Amano was not disciplined. He retired April 2, less than a week before USU released Sullivan’s report, which recommended his termination.

A previous promise to improve

Sullivan’s findings about continuing flaws in Title IX’s work comes more than a year after USU announced it had taken steps to improve its handling of sexual assault cases.

Cockett, who oversaw the Title IX office while she was provost from 2013 through 2016, had chaired a task force responsible for devising a long-term strategy for dealing with sexual assault.

That work followed a series of controversies around sexual assault at USU.

In July 2016, four women told The Tribune they had been assaulted the previous year by Green, then a USU football star. All four women went to police, and three said they had turned to school officials for help.

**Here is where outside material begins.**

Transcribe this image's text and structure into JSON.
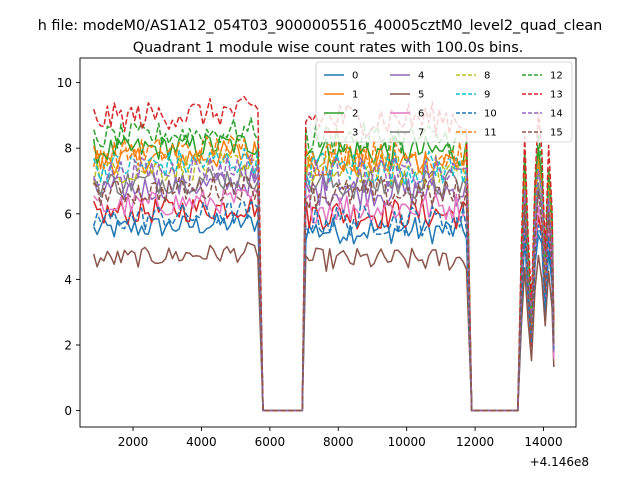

Green told The Tribune that university officials approached him about one allegation; he apparently was not sanctioned and graduated in 2016. He has now been charged in seven sexual assault cases and at least 15 women have made allegations against him.

USU officials also received notice of a potential lawsuit alleging that the school had failed to take action against another student accused of raping multiple women.

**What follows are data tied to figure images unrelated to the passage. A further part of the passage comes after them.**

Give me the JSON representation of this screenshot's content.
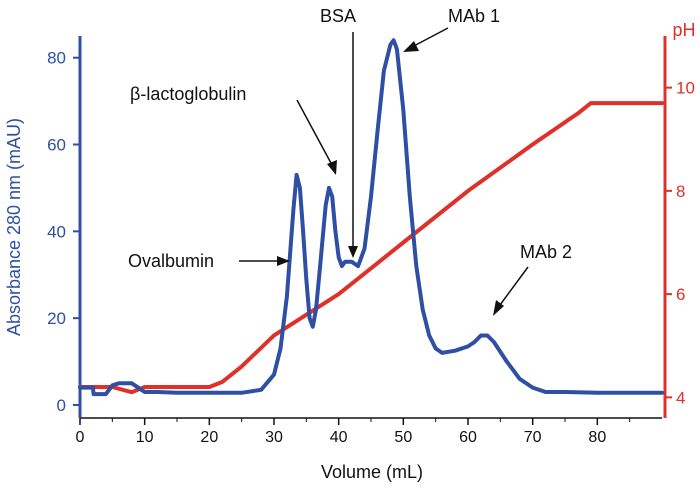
{
  "chart_data": {
    "type": "line",
    "xlabel": "Volume (mL)",
    "ylabel_left": "Absorbance 280 nm (mAU)",
    "ylabel_right": "pH",
    "xlim": [
      0,
      90
    ],
    "ylim_left": [
      -3,
      85
    ],
    "ylim_right": [
      3.6,
      11.0
    ],
    "x_ticks": [
      "0",
      "10",
      "20",
      "30",
      "40",
      "50",
      "60",
      "70",
      "80"
    ],
    "y_ticks_left": [
      "0",
      "20",
      "40",
      "60",
      "80"
    ],
    "y_ticks_right": [
      "4",
      "6",
      "8",
      "10"
    ],
    "colors": {
      "absorbance": "#2e4fa3",
      "ph": "#e0302a",
      "annotation": "#111111"
    },
    "series": [
      {
        "axis": "left",
        "x": [
          0,
          2,
          2.1,
          4,
          5,
          6,
          8,
          9,
          10,
          12,
          15,
          20,
          25,
          28,
          30,
          31,
          32,
          33,
          33.5,
          34,
          34.5,
          35,
          35.5,
          36,
          36.5,
          37,
          37.5,
          38,
          38.5,
          39,
          39.5,
          40,
          40.5,
          41,
          42,
          43,
          44,
          45,
          46,
          47,
          48,
          48.5,
          49,
          50,
          51,
          52,
          53,
          54,
          55,
          56,
          58,
          60,
          61,
          62,
          63,
          64,
          66,
          68,
          70,
          72,
          75,
          80,
          85,
          90
        ],
        "y": [
          4,
          4,
          2.5,
          2.5,
          4.5,
          5,
          5,
          4,
          3,
          3,
          2.8,
          2.8,
          2.8,
          3.5,
          7,
          13,
          25,
          45,
          53,
          50,
          40,
          29,
          20,
          18,
          22,
          30,
          38,
          46,
          50,
          48,
          40,
          34,
          32,
          33,
          33,
          32,
          36,
          48,
          63,
          77,
          83,
          84,
          82,
          68,
          48,
          32,
          22,
          16,
          13,
          12,
          12.5,
          13.5,
          14.5,
          16,
          16,
          14.5,
          10,
          6,
          4,
          3,
          3,
          2.8,
          2.8,
          2.8
        ]
      },
      {
        "axis": "right",
        "x": [
          0,
          5,
          8,
          10,
          12,
          20,
          22,
          25,
          30,
          40,
          50,
          60,
          70,
          77,
          79,
          81,
          90
        ],
        "y": [
          4.2,
          4.2,
          4.1,
          4.2,
          4.2,
          4.2,
          4.3,
          4.6,
          5.2,
          6.0,
          7.0,
          8.0,
          8.9,
          9.5,
          9.7,
          9.7,
          9.7
        ]
      }
    ],
    "annotations": [
      {
        "text": "BSA",
        "x": 43,
        "y": 34
      },
      {
        "text": "MAb 1",
        "x": 48.5,
        "y": 84
      },
      {
        "text": "β-lactoglobulin",
        "x": 38.5,
        "y": 50
      },
      {
        "text": "Ovalbumin",
        "x": 33,
        "y": 30
      },
      {
        "text": "MAb 2",
        "x": 62,
        "y": 16
      }
    ]
  }
}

Jason Relopez, formerly a member of Sigma Chi fraternity, had pleaded guilty to attempted rape and attempted forcible sex abuse in attacks on students in 2014 and 2015. USU suspended Relopez in July 2015, when former student Victoria Hewlett and another woman reported him to police.

But Hewlett’s eventual lawsuit said she later learned that other women had reported Relopez to school officials before he raped her. She argues the Title IX office mishandled allegations against Relopez, including after a meeting Title IX officials had with him in November 2014.

Relopez was banned from a fraternity event, and officials told him that “he was on USU’s radar.” He assaulted Hewlett less than a year later.

In the summer of 2016, USU announced it was doing a “comprehensive review of how it handles sexual assault cases. Later that year, it created committees and adopted protocols that it said would improve its response.

USU clarified its policies on confidentiality of student reports and amnesty from discipline over drug or alcohol violations, and launched public awareness campaigns.

That outreach appears to have had more success than the efforts to change institutional responses, said student Bronte Forsgren, who runs an online group focusing on women’s issues at USU.

“There’s been a lot of good student education about sexual assault in general and especially about consent,” Forsgren said.

“I think we’re developing toward a culture where we talk about this more than we used to,” agreed student Katie Miner. “... I do definitely think that there seem to be more problems reporting things that don’t ever get resolved at Utah State than at other universities. … Something seems to be going wrong at Utah State that isn’t going wrong in other universities.”